Capitolo trigger, grosso come una casa: i trigger sono i fattori potenzialmente scatenanti. Quelli tipici posso essere alcuni cibi, le condizioni meteo, lo stress o gli sbalzi ormonali. I miei mi costringono a slalom esistenziali e innumerevoli rinunce: prima di tutto certi profumi, motivo per cui devo evitare come la peste le persone che ne abbondano; non si contano le volte che dopo ore tra preparazione e trasferte mi scontro a lavoro con qualcuna di loro e sono fregata. Le alternative sono restare lì e sperare che i farmaci facciano effetto velocemente o tornare a casa, vanificando tutto e rischiando la pelle guidando in stato semi confusionale. Questo, magari, dopo essere uscita da un attacco di tre giorni, sapendo che ne avrò per altri tre (ne approfitto per ringraziare chi non si profuma quando sa che deve incontrarmi - tipo la mia collega Barbara; Barbara, se stai leggendo, grazie, tvb ❤). Altre situazioni tipiche: cambiare posto a tavola quando esco a cena con altre persone o vado al cinema, abbandonare a metà la colazione al bar, respirare dalla bocca se il bagno dell’ufficio è stato appena pulito, evitare le profumerie, i fioristi e i ahimè i centri yoga (unica attività che riesco a praticare ma devo fare a casa per via dell’uso degli incensi o dei diffusori di essenze). Un’altra cosa che mi limita moltissimo è l’aumento della pressione sanguigna intracranica, che tradotto significa: non poter fare praticamente alcuna attività fisica se non yoga o pilates molto molto basici, meglio a casa perché non posso pagare abbonamenti che spesso saltano perché non sono in condizione (“eh, ma ti farebbe bene fare dello sport!” “eh, graziearca’, meno male che ci sei tu a ricordarmelo.”); rischiare un attacco se mi agito, se mi spavento, se mi incazzo o parlo a voce troppo alta, a volte anche se mi piego per allacciarmi le scarpe! ma soprattutto non poter piangere. Spero tu capisca quanto sia frustrante doversi trattenere guardando un film o non potermi mai sfogare con un bel pianto liberatorio. MAI UNA GIOIA.

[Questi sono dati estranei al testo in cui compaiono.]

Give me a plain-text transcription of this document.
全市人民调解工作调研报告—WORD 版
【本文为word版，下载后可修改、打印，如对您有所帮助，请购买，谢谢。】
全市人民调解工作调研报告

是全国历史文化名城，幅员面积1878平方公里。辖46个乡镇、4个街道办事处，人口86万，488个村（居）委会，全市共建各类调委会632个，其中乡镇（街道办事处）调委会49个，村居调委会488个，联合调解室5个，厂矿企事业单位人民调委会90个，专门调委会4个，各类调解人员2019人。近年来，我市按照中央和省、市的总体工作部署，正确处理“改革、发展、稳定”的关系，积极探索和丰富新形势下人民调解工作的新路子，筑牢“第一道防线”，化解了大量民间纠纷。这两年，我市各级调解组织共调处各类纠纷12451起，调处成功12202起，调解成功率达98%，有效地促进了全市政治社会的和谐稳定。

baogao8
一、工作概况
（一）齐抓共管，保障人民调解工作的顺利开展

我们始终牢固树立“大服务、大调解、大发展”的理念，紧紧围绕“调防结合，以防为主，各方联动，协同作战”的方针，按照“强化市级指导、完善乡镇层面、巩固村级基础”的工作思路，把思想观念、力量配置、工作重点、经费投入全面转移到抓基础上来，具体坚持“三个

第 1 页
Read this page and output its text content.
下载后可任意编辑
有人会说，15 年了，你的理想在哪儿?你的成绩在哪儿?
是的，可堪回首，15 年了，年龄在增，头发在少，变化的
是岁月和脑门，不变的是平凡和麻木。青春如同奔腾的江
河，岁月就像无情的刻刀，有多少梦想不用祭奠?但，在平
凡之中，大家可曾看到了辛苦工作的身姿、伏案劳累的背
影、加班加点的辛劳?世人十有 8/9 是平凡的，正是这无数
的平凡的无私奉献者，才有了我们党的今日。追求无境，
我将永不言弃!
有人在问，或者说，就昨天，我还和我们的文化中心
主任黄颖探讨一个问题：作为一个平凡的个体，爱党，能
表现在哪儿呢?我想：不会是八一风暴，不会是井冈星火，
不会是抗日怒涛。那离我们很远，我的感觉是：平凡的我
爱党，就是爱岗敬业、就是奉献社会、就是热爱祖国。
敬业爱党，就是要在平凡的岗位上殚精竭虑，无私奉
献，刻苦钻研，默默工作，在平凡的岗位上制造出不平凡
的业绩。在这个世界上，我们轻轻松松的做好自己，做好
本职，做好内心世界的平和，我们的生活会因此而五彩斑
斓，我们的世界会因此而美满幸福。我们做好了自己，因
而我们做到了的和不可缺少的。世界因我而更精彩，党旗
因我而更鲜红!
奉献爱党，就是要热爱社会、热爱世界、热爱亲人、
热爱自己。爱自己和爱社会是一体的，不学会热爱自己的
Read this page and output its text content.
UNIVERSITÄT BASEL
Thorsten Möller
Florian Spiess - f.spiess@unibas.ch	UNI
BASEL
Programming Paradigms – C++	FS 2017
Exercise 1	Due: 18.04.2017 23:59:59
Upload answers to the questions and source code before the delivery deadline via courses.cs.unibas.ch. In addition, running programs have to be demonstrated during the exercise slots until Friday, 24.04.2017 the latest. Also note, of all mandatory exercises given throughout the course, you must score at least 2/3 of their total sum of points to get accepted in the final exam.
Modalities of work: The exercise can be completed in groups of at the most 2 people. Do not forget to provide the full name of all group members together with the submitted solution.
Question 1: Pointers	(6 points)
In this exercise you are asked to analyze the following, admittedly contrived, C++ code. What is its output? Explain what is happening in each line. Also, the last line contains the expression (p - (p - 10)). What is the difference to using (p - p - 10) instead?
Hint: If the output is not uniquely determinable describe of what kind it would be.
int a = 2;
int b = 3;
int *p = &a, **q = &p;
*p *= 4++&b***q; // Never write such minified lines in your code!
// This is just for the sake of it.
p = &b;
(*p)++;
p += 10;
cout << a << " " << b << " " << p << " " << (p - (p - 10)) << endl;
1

Le malattie come la mia non lasciano molta possibilità di scegliere quello che puoi o non puoi fare perché si vive costantemente sotto scacco. Un attimo prima stai bene, quello dopo sei ko. Devi quindi valutare attentamente quali rischi correre. E’ per questo motivo che tendo a fare vacanze molto tranquille e in posti rodati perché spesso su sette giorni almeno la metà sono a rischio (i viaggi e la loro stessa preparazione sono un altro trigger molto forte, come tutte quelle attività che favoriscono un’altra condizione che ci caratterizza: l’ansia anticipatoria). E’ anche per questo motivo che ti metto in guardia da personaggi che mescolano la propria condizione a un certo attivismo performativo, legato a doppio filo al profitto. L’invalidità non può essere un “mestiere” da influencer e la divulgazione, quella seria, ha bisogno sì di fonti di sostentamento ma direi che pubblicizzare make-up o mutande non dovrebbe essere tra queste. È l’unico caso in cui se leggo ADV in un contenuto social io smetto immediatamente di seguire. E ne approfitto anche per suggerirti di osservare con spirito critico e consapevole l’utilizzo spesso esagerato della parola “trigger”, ora che hai letto alcuni esempi di cosa davvero significa. Ci si preoccupa tanto di non turbare gli animi di nessuno, facendo attenzione a ogni singola sillaba e desinenza e parola e tono di voce che usiamo, e poi si svilisce il significato di un termine che per me è un chiodo arroventato conficcato nella testa che mi costringe all’immobilità per ore o giorni. Perdonami la vena polemica, ma se ogni cosa è un trigger, nulla più lo è. Nessuno più di me rispetta le sofferenze altrui, ma dovremmo forse riappropriarci del concetto che c’è il dolore, c’è il malessere, c’è il fastidio, e ci sono cose che fanno parte della vita che potremmo farci scivolare addosso senza farne un dramma eccessivo.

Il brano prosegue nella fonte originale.